Important new research from the department of psychology about the role of parents in helping teenagers recover from anorexia:

University of Georgia psychologists and collaborators at Cincinnati Children’s Hospital have developed supplemental interventions to use in addition to family-based therapy (FBT) to treat teens with anorexia nervosa. FBT is the gold standard treatment for anorexia, but there is a subgroup of families that are ineffective.

“Family-based therapy involves a lot of participation from the parents. The parents take over control for deciding what the teen eats as long as they are acutely ill. Anorexia is not giving you the correct information about what to eat so your parents take that over during the recovery process,” said Anne Shaffer, associate professor and graduate coordinator in the UGA department of psychology. “As you can imagine, this is an emotionally charged situation. One of the things we found is the subgroup of people that FBT does not work for are those in which there is a lot of criticism or hostility expressed by the parents or very low support and warmth from the parents.”

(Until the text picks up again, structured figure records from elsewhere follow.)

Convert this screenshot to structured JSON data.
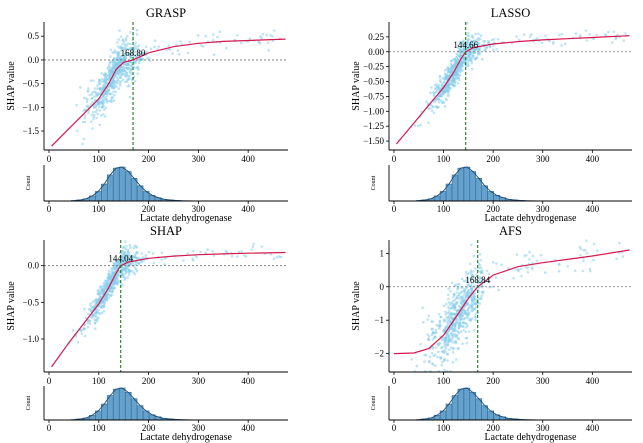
{
  "chart_data": [
    {
      "type": "scatter",
      "title": "GRASP",
      "xlabel": "Lactate dehydrogenase",
      "ylabel": "SHAP value",
      "hist_ylabel": "Count",
      "xlim": [
        -10,
        480
      ],
      "ylim": [
        -1.9,
        0.8
      ],
      "xticks": [
        0,
        100,
        200,
        300,
        400
      ],
      "yticks": [
        0.5,
        0.0,
        -0.5,
        -1.0,
        -1.5
      ],
      "ytick_labels": [
        "0.5",
        "0.0",
        "−0.5",
        "−1.0",
        "−1.5"
      ],
      "threshold": 168.8,
      "threshold_label": "168.80",
      "fit_curve": [
        [
          5,
          -1.82
        ],
        [
          40,
          -1.45
        ],
        [
          80,
          -1.03
        ],
        [
          100,
          -0.82
        ],
        [
          120,
          -0.5
        ],
        [
          135,
          -0.2
        ],
        [
          150,
          -0.05
        ],
        [
          168.8,
          0.0
        ],
        [
          200,
          0.15
        ],
        [
          250,
          0.28
        ],
        [
          300,
          0.35
        ],
        [
          350,
          0.39
        ],
        [
          400,
          0.41
        ],
        [
          475,
          0.44
        ]
      ],
      "cloud": {
        "x_mean": 132,
        "x_sd": 28,
        "y_spread": 0.22
      },
      "histogram": [
        1,
        2,
        4,
        9,
        17,
        30,
        46,
        58,
        60,
        52,
        40,
        27,
        17,
        10,
        6,
        3,
        2,
        1,
        0.5,
        0.3,
        0.2,
        0.1,
        0.1,
        0.1
      ]
    },
    {
      "type": "scatter",
      "title": "LASSO",
      "xlabel": "Lactate dehydrogenase",
      "ylabel": "SHAP value",
      "hist_ylabel": "Count",
      "xlim": [
        -10,
        480
      ],
      "ylim": [
        -1.65,
        0.5
      ],
      "xticks": [
        0,
        100,
        200,
        300,
        400
      ],
      "yticks": [
        0.25,
        0.0,
        -0.25,
        -0.5,
        -0.75,
        -1.0,
        -1.25,
        -1.5
      ],
      "ytick_labels": [
        "0.25",
        "0.00",
        "−0.25",
        "−0.50",
        "−0.75",
        "−1.00",
        "−1.25",
        "−1.50"
      ],
      "threshold": 144.66,
      "threshold_label": "144.66",
      "fit_curve": [
        [
          5,
          -1.55
        ],
        [
          40,
          -1.2
        ],
        [
          80,
          -0.8
        ],
        [
          100,
          -0.6
        ],
        [
          120,
          -0.35
        ],
        [
          135,
          -0.12
        ],
        [
          144.66,
          0.0
        ],
        [
          160,
          0.07
        ],
        [
          200,
          0.13
        ],
        [
          250,
          0.17
        ],
        [
          300,
          0.2
        ],
        [
          350,
          0.22
        ],
        [
          400,
          0.24
        ],
        [
          475,
          0.27
        ]
      ],
      "cloud": {
        "x_mean": 128,
        "x_sd": 27,
        "y_spread": 0.12
      },
      "histogram": [
        1,
        2,
        4,
        9,
        17,
        30,
        46,
        58,
        60,
        52,
        40,
        27,
        17,
        10,
        6,
        3,
        2,
        1,
        0.5,
        0.3,
        0.2,
        0.1,
        0.1,
        0.1
      ]
    },
    {
      "type": "scatter",
      "title": "SHAP",
      "xlabel": "Lactate dehydrogenase",
      "ylabel": "SHAP value",
      "hist_ylabel": "Count",
      "xlim": [
        -10,
        480
      ],
      "ylim": [
        -1.45,
        0.35
      ],
      "xticks": [
        0,
        100,
        200,
        300,
        400
      ],
      "yticks": [
        0.0,
        -0.5,
        -1.0
      ],
      "ytick_labels": [
        "0.0",
        "−0.5",
        "−1.0"
      ],
      "threshold": 144.04,
      "threshold_label": "144.04",
      "fit_curve": [
        [
          5,
          -1.38
        ],
        [
          40,
          -1.05
        ],
        [
          80,
          -0.7
        ],
        [
          100,
          -0.52
        ],
        [
          120,
          -0.3
        ],
        [
          135,
          -0.1
        ],
        [
          144.04,
          0.0
        ],
        [
          160,
          0.05
        ],
        [
          200,
          0.1
        ],
        [
          250,
          0.13
        ],
        [
          300,
          0.15
        ],
        [
          350,
          0.16
        ],
        [
          400,
          0.17
        ],
        [
          475,
          0.18
        ]
      ],
      "cloud": {
        "x_mean": 128,
        "x_sd": 27,
        "y_spread": 0.1
      },
      "histogram": [
        1,
        2,
        4,
        9,
        17,
        30,
        46,
        58,
        60,
        52,
        40,
        27,
        17,
        10,
        6,
        3,
        2,
        1,
        0.5,
        0.3,
        0.2,
        0.1,
        0.1,
        0.1
      ]
    },
    {
      "type": "scatter",
      "title": "AFS",
      "xlabel": "Lactate dehydrogenase",
      "ylabel": "SHAP value",
      "hist_ylabel": "Count",
      "xlim": [
        -10,
        480
      ],
      "ylim": [
        -2.55,
        1.4
      ],
      "xticks": [
        0,
        100,
        200,
        300,
        400
      ],
      "yticks": [
        1,
        0,
        -1,
        -2
      ],
      "ytick_labels": [
        "1",
        "0",
        "−1",
        "−2"
      ],
      "threshold": 168.84,
      "threshold_label": "168.84",
      "fit_curve": [
        [
          0,
          -2.0
        ],
        [
          40,
          -1.98
        ],
        [
          70,
          -1.85
        ],
        [
          100,
          -1.45
        ],
        [
          130,
          -0.8
        ],
        [
          150,
          -0.35
        ],
        [
          168.84,
          0.0
        ],
        [
          200,
          0.35
        ],
        [
          250,
          0.6
        ],
        [
          300,
          0.72
        ],
        [
          350,
          0.82
        ],
        [
          400,
          0.92
        ],
        [
          475,
          1.1
        ]
      ],
      "cloud": {
        "x_mean": 128,
        "x_sd": 27,
        "y_spread": 0.45
      },
      "histogram": [
        1,
        2,
        4,
        9,
        17,
        30,
        46,
        58,
        60,
        52,
        40,
        27,
        17,
        10,
        6,
        3,
        2,
        1,
        0.5,
        0.3,
        0.2,
        0.1,
        0.1,
        0.1
      ]
    }
  ]
}
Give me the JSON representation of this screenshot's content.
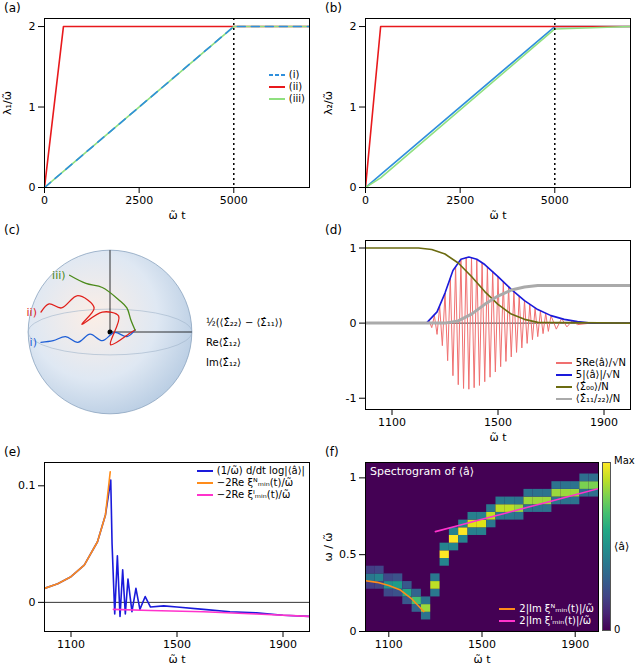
{
  "chart_data": [
    {
      "type": "line",
      "title": "(a)",
      "x_label": "ω̃ t",
      "y_label": "λ₁/ω̃",
      "xlim": [
        0,
        7000
      ],
      "xticks": [
        0,
        2500,
        5000
      ],
      "ylim": [
        0,
        2.1
      ],
      "yticks": [
        0,
        1,
        2
      ],
      "reference_x": 5000,
      "legend": "right",
      "series": [
        {
          "name": "(i)",
          "color": "#2f8fdc",
          "line_style": "dashed",
          "x": [
            0,
            500,
            5000,
            7000
          ],
          "values": [
            0,
            0.2,
            2,
            2
          ]
        },
        {
          "name": "(ii)",
          "color": "#e8191c",
          "line_style": "solid",
          "x": [
            0,
            500,
            5000,
            7000
          ],
          "values": [
            0,
            2,
            2,
            2
          ]
        },
        {
          "name": "(iii)",
          "color": "#8fe07f",
          "line_style": "solid",
          "x": [
            0,
            500,
            5000,
            7000
          ],
          "values": [
            0,
            0.2,
            2,
            2
          ]
        }
      ]
    },
    {
      "type": "line",
      "title": "(b)",
      "x_label": "ω̃ t",
      "y_label": "λ₂/ω̃",
      "xlim": [
        0,
        7000
      ],
      "xticks": [
        0,
        2500,
        5000
      ],
      "ylim": [
        0,
        2.1
      ],
      "yticks": [
        0,
        1,
        2
      ],
      "reference_x": 5000,
      "series": [
        {
          "name": "(i)",
          "color": "#2f8fdc",
          "line_style": "solid",
          "x": [
            0,
            400,
            5000,
            7000
          ],
          "values": [
            0,
            0.16,
            2,
            2
          ]
        },
        {
          "name": "(ii)",
          "color": "#e8191c",
          "line_style": "solid",
          "x": [
            0,
            400,
            5000,
            7000
          ],
          "values": [
            0,
            2,
            2,
            2
          ]
        },
        {
          "name": "(iii)",
          "color": "#8fe07f",
          "line_style": "solid",
          "x": [
            0,
            400,
            5000,
            7000
          ],
          "values": [
            0,
            0.12,
            1.97,
            2
          ]
        }
      ]
    },
    {
      "type": "trajectory",
      "title": "(c)",
      "tick_labels": false,
      "xlim": [
        -1.1,
        1.1
      ],
      "ylim": [
        -1.1,
        1.1
      ],
      "axis_labels": [
        "½(⟨Σ̂₂₂⟩ − ⟨Σ̂₁₁⟩)",
        "Re⟨Σ̂₁₂⟩",
        "Im⟨Σ̂₁₂⟩"
      ],
      "series": [
        {
          "name": "i)",
          "color": "#1f5fd6",
          "x": [
            -0.85,
            -0.7,
            -0.55,
            -0.4,
            -0.25,
            -0.1,
            0.05,
            0.2,
            0.3
          ],
          "values": [
            -0.12,
            -0.1,
            -0.05,
            -0.12,
            -0.02,
            -0.1,
            0.0,
            -0.05,
            0.03
          ]
        },
        {
          "name": "ii)",
          "color": "#e0201b",
          "x": [
            -0.85,
            -0.75,
            -0.6,
            -0.4,
            -0.2,
            -0.35,
            -0.1,
            0.1,
            0.0,
            0.25,
            0.3
          ],
          "values": [
            0.25,
            0.35,
            0.3,
            0.45,
            0.3,
            0.1,
            0.25,
            0.2,
            -0.15,
            0.0,
            0.03
          ]
        },
        {
          "name": "iii)",
          "color": "#4b8a1a",
          "x": [
            -0.5,
            -0.3,
            -0.1,
            0.1,
            0.2,
            0.25,
            0.3
          ],
          "values": [
            0.7,
            0.6,
            0.55,
            0.4,
            0.3,
            0.15,
            0.03
          ]
        }
      ]
    },
    {
      "type": "line",
      "title": "(d)",
      "x_label": "ω̃ t",
      "xlim": [
        1000,
        2000
      ],
      "xticks": [
        1100,
        1500,
        1900
      ],
      "ylim": [
        -1.15,
        1.1
      ],
      "yticks": [
        -1,
        0,
        1
      ],
      "reference_y": 0,
      "legend": "lower right",
      "series": [
        {
          "name": "5Re⟨â⟩/√N",
          "color": "#f07070",
          "x": [
            1000,
            1230,
            1240,
            1250,
            1260,
            1270,
            1280,
            1290,
            1300,
            1310,
            1320,
            1330,
            1340,
            1350,
            1360,
            1370,
            1380,
            1390,
            1400,
            1410,
            1420,
            1430,
            1440,
            1450,
            1460,
            1470,
            1480,
            1490,
            1500,
            1510,
            1520,
            1530,
            1540,
            1550,
            1560,
            1570,
            1580,
            1590,
            1600,
            1610,
            1620,
            1630,
            1640,
            1650,
            1660,
            1670,
            1680,
            1690,
            1700,
            1720,
            1740,
            1760,
            1780,
            1800,
            1850,
            2000
          ],
          "values": [
            0,
            0,
            0.03,
            -0.06,
            0.1,
            -0.15,
            0.22,
            -0.3,
            0.4,
            -0.5,
            0.6,
            -0.7,
            0.76,
            -0.82,
            0.85,
            -0.87,
            0.88,
            -0.88,
            0.87,
            -0.86,
            0.85,
            -0.83,
            0.8,
            -0.78,
            0.75,
            -0.72,
            0.69,
            -0.65,
            0.62,
            -0.58,
            0.55,
            -0.51,
            0.48,
            -0.45,
            0.42,
            -0.39,
            0.36,
            -0.33,
            0.3,
            -0.27,
            0.25,
            -0.22,
            0.2,
            -0.18,
            0.16,
            -0.14,
            0.13,
            -0.11,
            0.1,
            -0.08,
            0.06,
            -0.05,
            0.03,
            -0.02,
            0,
            0
          ]
        },
        {
          "name": "5|⟨â⟩|/√N",
          "color": "#1a1adb",
          "x": [
            1000,
            1230,
            1270,
            1300,
            1330,
            1360,
            1390,
            1420,
            1450,
            1500,
            1550,
            1600,
            1650,
            1700,
            1750,
            1800,
            1850,
            2000
          ],
          "values": [
            0,
            0,
            0.15,
            0.4,
            0.7,
            0.85,
            0.88,
            0.85,
            0.78,
            0.62,
            0.45,
            0.3,
            0.18,
            0.1,
            0.05,
            0.02,
            0,
            0
          ]
        },
        {
          "name": "⟨Σ̂₀₀⟩/N",
          "color": "#6b6b10",
          "x": [
            1000,
            1200,
            1250,
            1300,
            1350,
            1400,
            1450,
            1500,
            1550,
            1600,
            1650,
            2000
          ],
          "values": [
            1,
            1,
            0.98,
            0.92,
            0.8,
            0.62,
            0.42,
            0.25,
            0.12,
            0.05,
            0.01,
            0
          ]
        },
        {
          "name": "⟨Σ̂₁₁/₂₂⟩/N",
          "color": "#aaaaaa",
          "x": [
            1000,
            1300,
            1350,
            1400,
            1450,
            1500,
            1550,
            1600,
            1650,
            2000
          ],
          "values": [
            0,
            0,
            0.03,
            0.12,
            0.25,
            0.36,
            0.44,
            0.48,
            0.5,
            0.5
          ]
        }
      ]
    },
    {
      "type": "line",
      "title": "(e)",
      "x_label": "ω̃ t",
      "xlim": [
        1000,
        2000
      ],
      "xticks": [
        1100,
        1500,
        1900
      ],
      "ylim": [
        -0.025,
        0.12
      ],
      "yticks": [
        0,
        0.1
      ],
      "reference_y": 0,
      "legend": "upper right",
      "series": [
        {
          "name": "(1/ω̃) d/dt log|⟨â⟩|",
          "color": "#1a1adb",
          "x": [
            1000,
            1050,
            1100,
            1150,
            1200,
            1230,
            1250,
            1255,
            1265,
            1275,
            1285,
            1295,
            1305,
            1315,
            1330,
            1345,
            1360,
            1380,
            1400,
            1450,
            1500,
            1600,
            1700,
            1800,
            1900,
            2000
          ],
          "values": [
            0.012,
            0.016,
            0.022,
            0.032,
            0.052,
            0.075,
            0.105,
            0.05,
            -0.01,
            0.04,
            -0.012,
            0.028,
            -0.01,
            0.02,
            -0.008,
            0.012,
            -0.006,
            0.005,
            -0.004,
            -0.003,
            -0.004,
            -0.006,
            -0.008,
            -0.009,
            -0.011,
            -0.012
          ]
        },
        {
          "name": "−2Re ξᴺₘᵢₙ(t)/ω̃",
          "color": "#ff8c1a",
          "x": [
            1000,
            1050,
            1100,
            1150,
            1200,
            1230,
            1248
          ],
          "values": [
            0.012,
            0.016,
            0.022,
            0.032,
            0.052,
            0.075,
            0.112
          ]
        },
        {
          "name": "−2Re ξᴵₘᵢₙ(t)/ω̃",
          "color": "#ff33cc",
          "x": [
            1260,
            1400,
            1600,
            1800,
            2000
          ],
          "values": [
            -0.006,
            -0.007,
            -0.008,
            -0.01,
            -0.012
          ]
        }
      ]
    },
    {
      "type": "heatmap",
      "title": "(f)",
      "annotations": [
        "Spectrogram of ⟨â⟩"
      ],
      "x_label": "ω̃ t",
      "y_label": "ω / ω̃",
      "xlim": [
        1000,
        2000
      ],
      "xticks": [
        1100,
        1500,
        1900
      ],
      "ylim": [
        0,
        1.1
      ],
      "yticks": [
        0,
        0.5,
        1
      ],
      "legend": "lower right",
      "colorbar_label": "⟨â⟩",
      "colorbar_range": [
        0,
        1
      ],
      "colorbar_ticks": [
        0,
        {
          "value": 1,
          "label": "Max"
        }
      ],
      "cells": {
        "x": [
          1020,
          1020,
          1020,
          1060,
          1060,
          1060,
          1100,
          1100,
          1100,
          1140,
          1140,
          1140,
          1180,
          1180,
          1180,
          1220,
          1220,
          1220,
          1260,
          1260,
          1260,
          1300,
          1300,
          1300,
          1340,
          1340,
          1340,
          1380,
          1380,
          1380,
          1420,
          1420,
          1420,
          1460,
          1460,
          1460,
          1500,
          1500,
          1500,
          1540,
          1540,
          1540,
          1580,
          1580,
          1580,
          1620,
          1620,
          1620,
          1660,
          1660,
          1660,
          1700,
          1700,
          1700,
          1740,
          1740,
          1740,
          1780,
          1780,
          1780,
          1820,
          1820,
          1820,
          1860,
          1860,
          1860,
          1900,
          1900,
          1900,
          1940,
          1940,
          1940,
          1980,
          1980,
          1980
        ],
        "y": [
          0.3,
          0.35,
          0.4,
          0.3,
          0.35,
          0.4,
          0.25,
          0.3,
          0.35,
          0.25,
          0.3,
          0.35,
          0.2,
          0.25,
          0.3,
          0.15,
          0.2,
          0.25,
          0.1,
          0.15,
          0.2,
          0.25,
          0.3,
          0.35,
          0.45,
          0.5,
          0.55,
          0.55,
          0.6,
          0.65,
          0.6,
          0.65,
          0.7,
          0.65,
          0.7,
          0.75,
          0.65,
          0.7,
          0.75,
          0.7,
          0.75,
          0.8,
          0.75,
          0.8,
          0.85,
          0.75,
          0.8,
          0.85,
          0.75,
          0.8,
          0.85,
          0.8,
          0.85,
          0.9,
          0.8,
          0.85,
          0.9,
          0.8,
          0.85,
          0.9,
          0.85,
          0.9,
          0.95,
          0.85,
          0.9,
          0.95,
          0.85,
          0.9,
          0.95,
          0.9,
          0.95,
          1,
          0.9,
          0.95,
          1
        ],
        "values": [
          0.18,
          0.4,
          0.18,
          0.2,
          0.45,
          0.2,
          0.22,
          0.5,
          0.22,
          0.25,
          0.55,
          0.25,
          0.27,
          0.6,
          0.27,
          0.32,
          0.7,
          0.32,
          0.38,
          0.85,
          0.38,
          0.4,
          0.9,
          0.4,
          0.45,
          1,
          0.45,
          0.45,
          1,
          0.45,
          0.45,
          1,
          0.45,
          0.43,
          0.95,
          0.43,
          0.43,
          0.95,
          0.43,
          0.4,
          0.9,
          0.4,
          0.4,
          0.9,
          0.4,
          0.4,
          0.9,
          0.4,
          0.38,
          0.85,
          0.38,
          0.38,
          0.85,
          0.38,
          0.38,
          0.85,
          0.38,
          0.38,
          0.85,
          0.38,
          0.38,
          0.85,
          0.38,
          0.38,
          0.85,
          0.38,
          0.38,
          0.85,
          0.38,
          0.36,
          0.8,
          0.36,
          0.36,
          0.8,
          0.36
        ]
      },
      "series": [
        {
          "name": "2|Im ξᴺₘᵢₙ(t)|/ω̃",
          "color": "#ff8c1a",
          "x": [
            1000,
            1050,
            1100,
            1150,
            1200,
            1250
          ],
          "values": [
            0.33,
            0.32,
            0.3,
            0.27,
            0.21,
            0.13
          ]
        },
        {
          "name": "2|Im ξᴵₘᵢₙ(t)|/ω̃",
          "color": "#ff33cc",
          "x": [
            1300,
            1400,
            1500,
            1600,
            1700,
            1800,
            1900,
            2000
          ],
          "values": [
            0.65,
            0.69,
            0.73,
            0.77,
            0.81,
            0.85,
            0.89,
            0.93
          ]
        }
      ]
    }
  ]
}
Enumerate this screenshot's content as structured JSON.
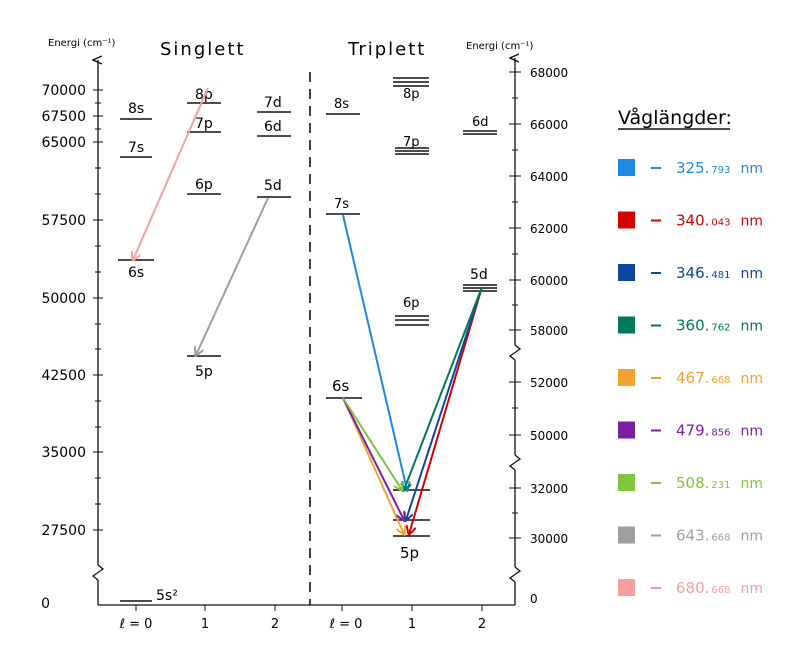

The team uses a tool called a “five-minute speech sample” to screen families for hostility and criticism. The parents record a five-minute speech talking about their teen and their relationship with their teen. The researchers use a coding system to analyze the speech for warmth and criticism. If they score high on criticism, the team redirects the family to emotional coaching.

“My research focuses on parenting and how parents respond to their kids’ emotions and talk to their kids about their emotions,” said Shaffer. “From that work, we developed some interventions to teach parents how to be good emotional coaches for their kids.”